« Mon Dieu, il ne sera pas prêt à la prochaine rentrée pour le CP »

« Avec l’école qui s’est arrêtée depuis le 16 mars, il n’aura pas eu le temps d’apprendre à écrire en écriture cursive et à maitriser certains apprentissages de la Grande Section. Mon Dieu, il ne sera pas prêt pour la rentrée au CP » tels sont une partie des propos d’une maman angoissée lors d’une conversation téléphonique au sujet de la non reprise de l’école en Guyane.

« Avec l’école qui s’est arrêtée depuis le 16 mars, il n’aura pas eu le temps d’apprendre à écrire en écriture cursive et à maitriser certains apprentissages de la Grande Section. Mon Dieu, il ne sera pas prêt pour la rentrée au CP » tels sont une partie des propos d’une maman angoissée lors d’une conversation téléphonique  au sujet de la non reprise de l’école en Guyane. 

Avec les interventions de spécialistes de tous bords sur les chaines de journaux en boucle pour expliquer aux parents comment maintenir la continuité pédagogique à distance, c’est l’angoisse qui a gagné une majorité de parents même pour les enfants scolarisés en maternelle. Soyons rassurés, les enseignants savent aussi que nos enfants n’ont pas suivi ce dernier trimestre et ils adapteront leur pédagogie à la rentrée en ce sens.

Mais si en tant que parents, nous souhaiterions finaliser le programme de maternelle comme une impérieuse nécessité, il nous suffit de parcourir les sites internet sur l’école maternelle pour y trouver ce que l’on attend de ces bout’Chous  à la fin de ce que l’on appelle le 1er cycle c’est-à-dire le cycle de la PETITE Section à la GRANDE Section (http://www.grandiravecnathan.com/grande-section/la-grande-section-de-maternelle.html):

  1. « Le développement du langage » (Les enseignants veillent à une expression plus riche et plus préciseafin de rendre les énoncés plus longs et mieux articulés)
  2. « devenir élève »
  3. « agir et s’exprimer avec son corps »
  4. « découvrir le monde »
  5. « percevoir, sentir, imaginer, créer ».

 Je ne m’attarderai pas sur le point 2 « devenir élève » qui correspond plus à apprendre « comment rester assis sans bouger devant une table » ce que je considère personnellement comme une aberration à un âge où les enfants ont besoin de se mouvoir et  de bouger. Sur les autres points, quels sont ceux  que les parents ne sont pas en mesure de développer avec leurs enfants en utilisant les moyens disponibles à la maison et dans leur langue ?

Et j’insiste dans leur langue car un enfant qui se construit en toute confiance et sans complexe à cet âge dans sa langue maternelle qui loin s’en faut en Guyane n’est pas toujours le français, peut tout à fait poursuivre correctement sa scolarité. En témoigne, les générations élevées jusqu’à l’âge de 6 ans à la maison par des parents  parlant uniquement les langues créoles, amérindiennes, bushinengués, etc. et qui aujourd’hui occupent des postes plus ou moins importants à tous les niveaux de la société.

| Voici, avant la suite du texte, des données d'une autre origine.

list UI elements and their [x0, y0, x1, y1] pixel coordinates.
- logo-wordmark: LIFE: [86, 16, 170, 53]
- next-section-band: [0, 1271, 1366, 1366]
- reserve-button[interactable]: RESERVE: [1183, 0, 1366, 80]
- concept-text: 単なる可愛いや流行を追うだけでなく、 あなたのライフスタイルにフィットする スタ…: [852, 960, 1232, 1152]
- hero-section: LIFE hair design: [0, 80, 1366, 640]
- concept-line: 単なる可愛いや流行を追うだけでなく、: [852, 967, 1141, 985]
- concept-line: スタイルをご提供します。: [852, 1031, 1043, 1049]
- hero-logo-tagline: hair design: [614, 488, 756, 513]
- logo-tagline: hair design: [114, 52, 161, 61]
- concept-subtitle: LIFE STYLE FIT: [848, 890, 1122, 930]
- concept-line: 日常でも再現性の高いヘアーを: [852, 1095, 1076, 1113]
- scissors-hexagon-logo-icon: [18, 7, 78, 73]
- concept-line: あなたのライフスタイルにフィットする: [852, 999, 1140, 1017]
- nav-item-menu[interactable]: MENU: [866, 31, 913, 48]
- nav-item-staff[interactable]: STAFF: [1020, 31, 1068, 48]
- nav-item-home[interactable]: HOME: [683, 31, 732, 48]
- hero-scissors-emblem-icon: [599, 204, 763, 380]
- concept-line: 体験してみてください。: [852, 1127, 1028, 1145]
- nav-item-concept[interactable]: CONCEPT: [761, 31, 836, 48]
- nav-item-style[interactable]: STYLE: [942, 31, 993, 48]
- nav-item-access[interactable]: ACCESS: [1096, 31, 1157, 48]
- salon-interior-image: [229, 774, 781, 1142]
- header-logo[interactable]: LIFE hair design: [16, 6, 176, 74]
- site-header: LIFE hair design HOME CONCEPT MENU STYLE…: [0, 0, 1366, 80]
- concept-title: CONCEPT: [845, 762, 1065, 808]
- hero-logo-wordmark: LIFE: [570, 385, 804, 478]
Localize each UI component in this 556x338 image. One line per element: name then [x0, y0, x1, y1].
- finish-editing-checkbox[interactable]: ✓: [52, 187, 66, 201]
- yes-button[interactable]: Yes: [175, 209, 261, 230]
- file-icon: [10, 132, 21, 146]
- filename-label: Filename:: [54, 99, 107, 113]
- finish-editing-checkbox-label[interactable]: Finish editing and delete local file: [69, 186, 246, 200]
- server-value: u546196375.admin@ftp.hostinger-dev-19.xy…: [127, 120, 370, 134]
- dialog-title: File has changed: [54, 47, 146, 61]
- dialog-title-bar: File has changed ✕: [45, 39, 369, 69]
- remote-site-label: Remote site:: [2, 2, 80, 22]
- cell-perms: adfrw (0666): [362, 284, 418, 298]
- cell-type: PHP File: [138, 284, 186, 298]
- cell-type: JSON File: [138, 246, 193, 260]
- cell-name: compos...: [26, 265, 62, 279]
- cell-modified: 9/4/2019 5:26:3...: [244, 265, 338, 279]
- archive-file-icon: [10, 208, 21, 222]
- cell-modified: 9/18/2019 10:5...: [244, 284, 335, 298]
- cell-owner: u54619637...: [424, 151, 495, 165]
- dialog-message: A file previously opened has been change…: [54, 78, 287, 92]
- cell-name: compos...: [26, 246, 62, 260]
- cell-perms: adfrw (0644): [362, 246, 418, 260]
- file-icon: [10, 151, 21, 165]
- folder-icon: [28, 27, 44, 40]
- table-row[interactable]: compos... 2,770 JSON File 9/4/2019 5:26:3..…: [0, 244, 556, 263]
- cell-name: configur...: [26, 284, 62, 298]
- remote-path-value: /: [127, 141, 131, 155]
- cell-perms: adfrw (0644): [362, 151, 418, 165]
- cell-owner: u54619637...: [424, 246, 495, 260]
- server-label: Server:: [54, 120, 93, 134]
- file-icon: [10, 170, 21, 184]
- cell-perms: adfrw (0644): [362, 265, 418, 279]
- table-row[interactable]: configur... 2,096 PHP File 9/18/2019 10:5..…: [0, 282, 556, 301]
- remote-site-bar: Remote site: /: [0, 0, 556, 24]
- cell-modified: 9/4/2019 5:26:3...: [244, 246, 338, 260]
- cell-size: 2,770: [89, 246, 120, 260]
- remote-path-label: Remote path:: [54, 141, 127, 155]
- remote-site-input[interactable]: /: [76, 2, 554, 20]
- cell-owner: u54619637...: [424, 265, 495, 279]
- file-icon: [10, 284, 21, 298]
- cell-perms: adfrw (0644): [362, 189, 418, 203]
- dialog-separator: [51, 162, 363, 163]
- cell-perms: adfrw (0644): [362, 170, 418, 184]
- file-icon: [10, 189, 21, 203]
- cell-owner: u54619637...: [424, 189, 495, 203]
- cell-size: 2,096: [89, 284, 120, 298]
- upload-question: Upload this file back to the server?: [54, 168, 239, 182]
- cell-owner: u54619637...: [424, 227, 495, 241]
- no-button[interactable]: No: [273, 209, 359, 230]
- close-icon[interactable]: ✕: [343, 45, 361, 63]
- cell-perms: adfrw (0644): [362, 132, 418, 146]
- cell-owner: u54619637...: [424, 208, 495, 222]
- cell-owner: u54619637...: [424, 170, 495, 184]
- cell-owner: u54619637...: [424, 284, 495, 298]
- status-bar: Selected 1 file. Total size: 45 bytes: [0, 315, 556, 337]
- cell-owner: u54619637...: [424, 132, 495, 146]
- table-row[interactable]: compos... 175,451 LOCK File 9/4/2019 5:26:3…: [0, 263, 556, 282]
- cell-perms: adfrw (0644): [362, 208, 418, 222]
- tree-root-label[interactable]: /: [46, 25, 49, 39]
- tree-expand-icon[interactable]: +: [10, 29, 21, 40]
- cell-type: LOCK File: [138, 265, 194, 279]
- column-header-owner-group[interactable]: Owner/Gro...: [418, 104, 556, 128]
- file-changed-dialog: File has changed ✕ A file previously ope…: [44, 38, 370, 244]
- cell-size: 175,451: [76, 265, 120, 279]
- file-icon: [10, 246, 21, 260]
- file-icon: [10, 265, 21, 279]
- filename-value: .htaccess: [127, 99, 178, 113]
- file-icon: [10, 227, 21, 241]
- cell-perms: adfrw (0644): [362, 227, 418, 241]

Le vrai problème n’est-il pas que l’Education Nationale, sur un territoire comme la GUYANE où le multilinguisme devrait être considéré comme une richesse, standardise les apprentissages dans un même format national. Et pourtant sur le site de l’Education Nationale, il est écrit :

« Organisée en un cycle unique, l'école maternelle est la première étape pour garantir la réussite de tous les élèves au sein d'une école juste pour tous et exigeante pour chacun »https://www.education.gouv.fr/programmes-et-horaires-l-ecole-maternelle-4193

Ah la bonne blague !!

Derrière ce discours politiquement correct, il n’en est rien. Et pour cause ( tant pis si certains veulent l’oublier), le mouvement social de mars-avril 2017 de la société guyanaise a revendiqué à juste titre une adaptation de l’école par rapport aux cultures et traditions qui font l’identité des peuples de ce territoire. Car il nous faut sortir de la spirale d’échec actuel, un objectif qui n’est ni à négocier ni à reporter. Nos enfants ont droit à l’excellence et à la réussite, non pas comme un slogan publicitaire mais comme une réalité.

Il n’est donc pas question pour nous de revenir comme avant l’épidémie mais plutôt d’intensifier le combat entamé depuis des générations pas des militants pour une GUYANE de l’excellence car les atouts et les richesses de ce territoire sont déjà là.

Et l’Excellence commence à la Maternelle.

Et la Maternelle c’est d’abord la Maison !!!!!